Book Burni…errr…Banning

Does this image make you uncomfortable?
It should.

It’s been a while since I’ve posted a Saturday Sermon and my regular posts have slowed down a bit. That’s due to my own laziness, I guess. I am also reading an interesting book about the cultural shift that lead to the Satanic Panic of the 1980s. I will be writing or podcasting about that at some point.

As you can tell by the title, I am looking back in history to a time when authoritarian leaders and the ignorant people who followed them want to remove what they saw as controversial ideas from the public square. This is something that doesn’t happen anymore and we should be…what? You mean…? Oh crap.

Scratch that above paragraph, it turns out that some state school boards around the country have decided to remove ban books from their schools’ libraries in hopes of “cancelling” those ideas, apparently. The one that has garnered the most press lately is Maus by Art Spiegelman, the first and only graphic novel to win the Pulitzer Prize for literature. It is the story of the Holocaust as told by the author’s father in comic strip form. The Tennessee school board banned it because of “unnecessary use of profanity and nudity”. Unnecessary profanity about the fucking Holocaust? The most profane event in history? Had I been in that meeting in Tennessee, I would have some very necessary profanity for the school board.
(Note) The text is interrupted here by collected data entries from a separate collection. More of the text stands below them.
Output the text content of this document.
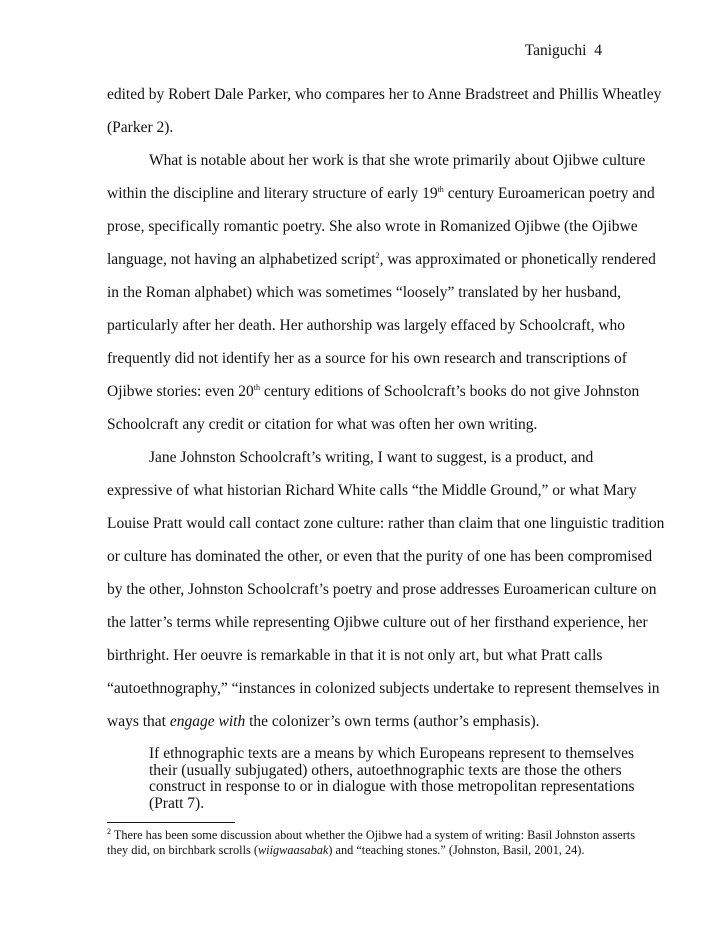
Taniguchi 4
edited by Robert Dale Parker, who compares her to Anne Bradstreet and Phillis Wheatley
(Parker 2).
What is notable about her work is that she wrote primarily about Ojibwe culture
within the discipline and literary structure of early 19th century Euroamerican poetry and
prose, specifically romantic poetry. She also wrote in Romanized Ojibwe (the Ojibwe
language, not having an alphabetized script$^2$, was approximated or phonetically rendered
in the Roman alphabet) which was sometimes “loosely” translated by her husband,
particularly after her death. Her authorship was largely effaced by Schoolcraft, who
frequently did not identify her as a source for his own research and transcriptions of
Ojibwe stories: even 20th century editions of Schoolcraft’s books do not give Johnston
Schoolcraft any credit or citation for what was often her own writing.
Jane Johnston Schoolcraft’s writing, I want to suggest, is a product, and
expressive of what historian Richard White calls “the Middle Ground,” or what Mary
Louise Pratt would call contact zone culture: rather than claim that one linguistic tradition
or culture has dominated the other, or even that the purity of one has been compromised
by the other, Johnston Schoolcraft’s poetry and prose addresses Euroamerican culture on
the latter’s terms while representing Ojibwe culture out of her firsthand experience, her
birthright. Her oeuvre is remarkable in that it is not only art, but what Pratt calls
“autoethnography,” “instances in colonized subjects undertake to represent themselves in
ways that engage with the colonizer’s own terms (author’s emphasis).
If ethnographic texts are a means by which Europeans represent to themselves
their (usually subjugated) others, autoethnographic texts are those the others
construct in response to or in dialogue with those metropolitan representations
(Pratt 7).
$^2$ There has been some discussion about whether the Ojibwe had a system of writing: Basil Johnston asserts
they did, on birchbark scrolls (wiigwaasabak) and “teaching stones.” (Johnston, Basil, 2001, 24).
There are many other books on the list that deal with racism, LGBTQ+ subjects, religions other than Christianity, and other topics that make governments “uncomfortable”. Honestly, that’s how I know a book or movie or music is doing something right. People need to be made uncomfortable and to see things from the perspectives that they can’t seem to tolerate. That’s why I’m doing what I’m doing.
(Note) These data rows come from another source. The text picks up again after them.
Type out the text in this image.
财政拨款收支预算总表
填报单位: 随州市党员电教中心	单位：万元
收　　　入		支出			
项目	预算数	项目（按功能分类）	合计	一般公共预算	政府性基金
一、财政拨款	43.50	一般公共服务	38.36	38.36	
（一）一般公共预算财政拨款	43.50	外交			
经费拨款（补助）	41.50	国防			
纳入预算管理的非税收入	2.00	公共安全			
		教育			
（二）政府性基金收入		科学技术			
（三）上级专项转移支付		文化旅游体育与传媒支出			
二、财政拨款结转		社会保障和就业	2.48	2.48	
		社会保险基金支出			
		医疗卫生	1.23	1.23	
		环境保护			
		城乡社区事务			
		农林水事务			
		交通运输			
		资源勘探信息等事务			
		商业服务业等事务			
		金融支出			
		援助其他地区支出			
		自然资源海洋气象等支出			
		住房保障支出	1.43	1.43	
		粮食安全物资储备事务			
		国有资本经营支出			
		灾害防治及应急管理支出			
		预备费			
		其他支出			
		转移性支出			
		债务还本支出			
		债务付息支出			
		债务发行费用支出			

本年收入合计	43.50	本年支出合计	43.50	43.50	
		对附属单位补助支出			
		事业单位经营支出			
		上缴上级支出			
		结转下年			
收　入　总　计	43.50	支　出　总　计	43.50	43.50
Do you know which book makes me uncomfortable? The Bible, and yet I am reading it. I’m not only reading it, but I am reading with the goal of understanding it and the people who put it on a pedestal over other humans’ lives the best that I can. So far I’m failing. How anyone can read the flood narrative and say, “Oh, yeah, I can understand why God drowned all of the men, women, and children (including babies) as well all of the animals minus the few that a 600 year-old man and his family took on a boat.” That’s just sick. These are the same people who look at the rest of Exodus and see it as somehow moral when it spends more time talking about how to treat slaves and how to properly worship a deity than it does anything of value.
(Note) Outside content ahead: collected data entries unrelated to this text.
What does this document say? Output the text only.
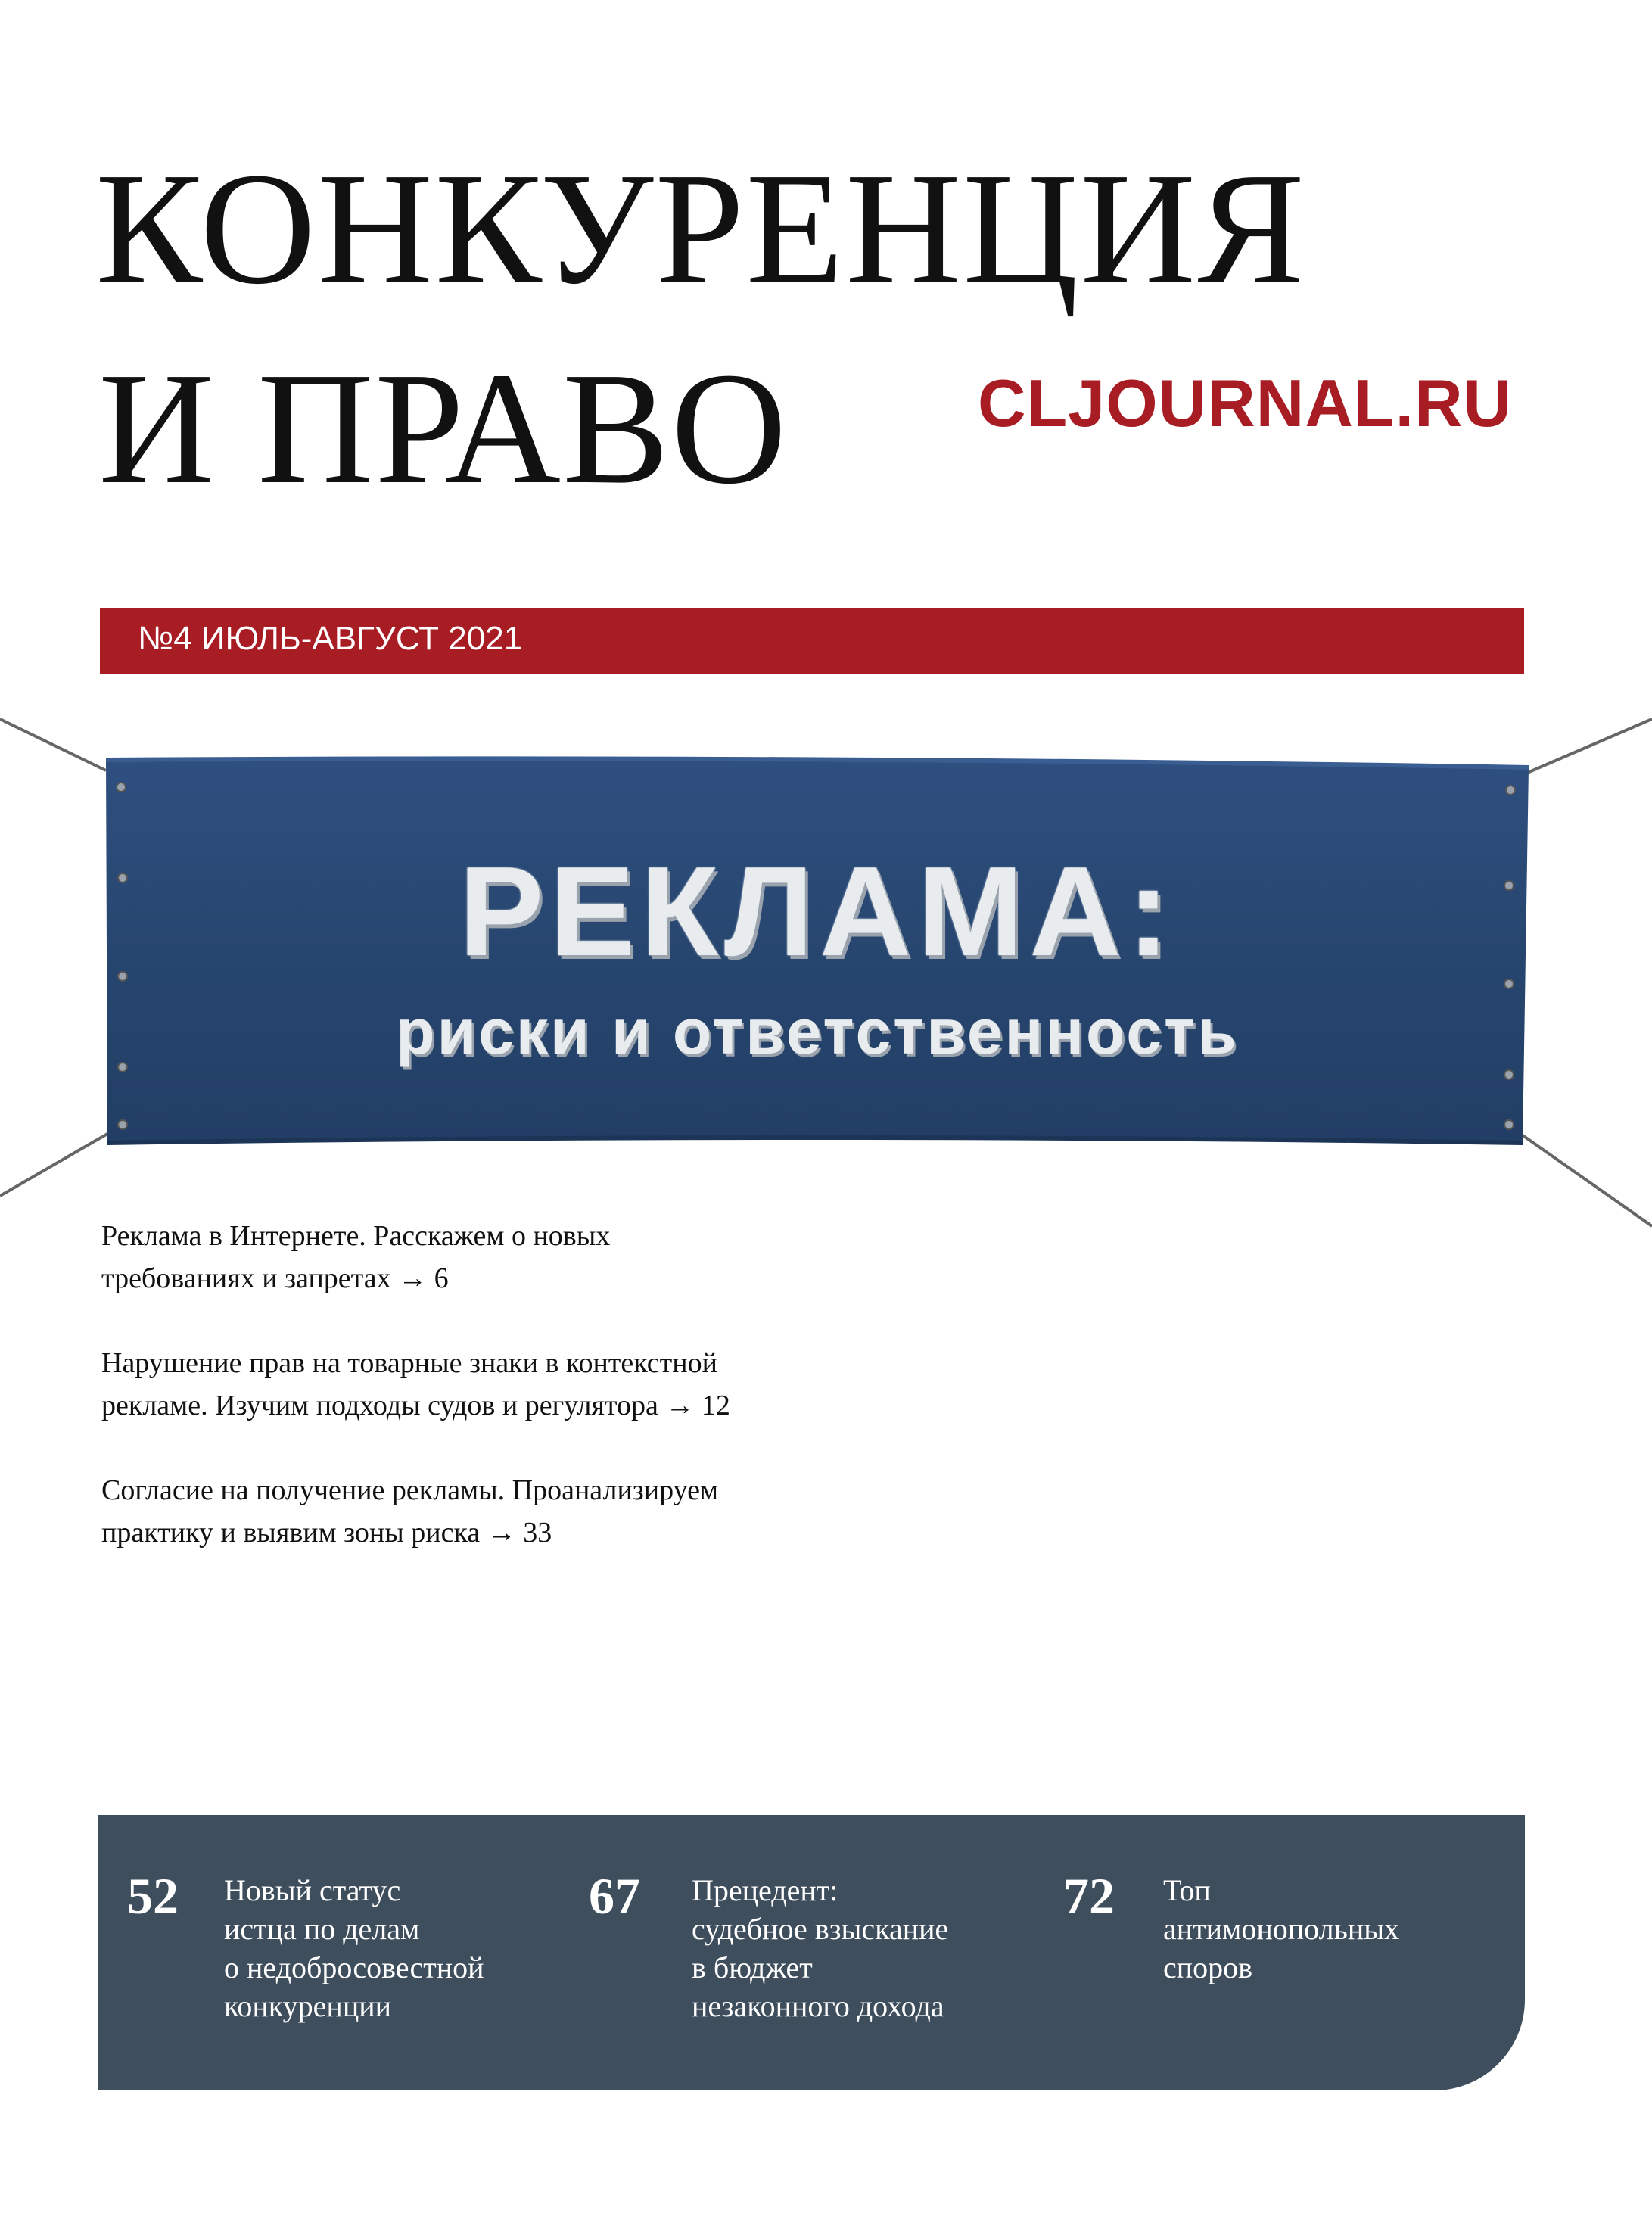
КОНКУРЕНЦИЯ
И ПРАВО	CLJOURNAL.RU
№4 ИЮЛЬ-АВГУСТ 2021
РЕКЛАМА:
риски и ответственность
Реклама в Интернете. Расскажем о новых
требованиях и запретах → 6
Нарушение прав на товарные знаки в контекстной
рекламе. Изучим подходы судов и регулятора → 12
Согласие на получение рекламы. Проанализируем
практику и выявим зоны риска → 33
52 Новый статус
истца по делам
о недобросовестной
конкуренции
67 Прецедент:
судебное взыскание
в бюджет
незаконного дохода
72 Топ
антимонопольных
споров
My advice for everyone, whether you agree with this book banning or not, go read those books. Every time you see that a book is being considered for banning, seek it out and read it. Make yourself uncomfortable, and put yourself into the subject matter. Do not embrace the “cancel culture” of these holier-than-thou school boards who can’t see past the cover of their precious bibles which I would guess many of them have never read.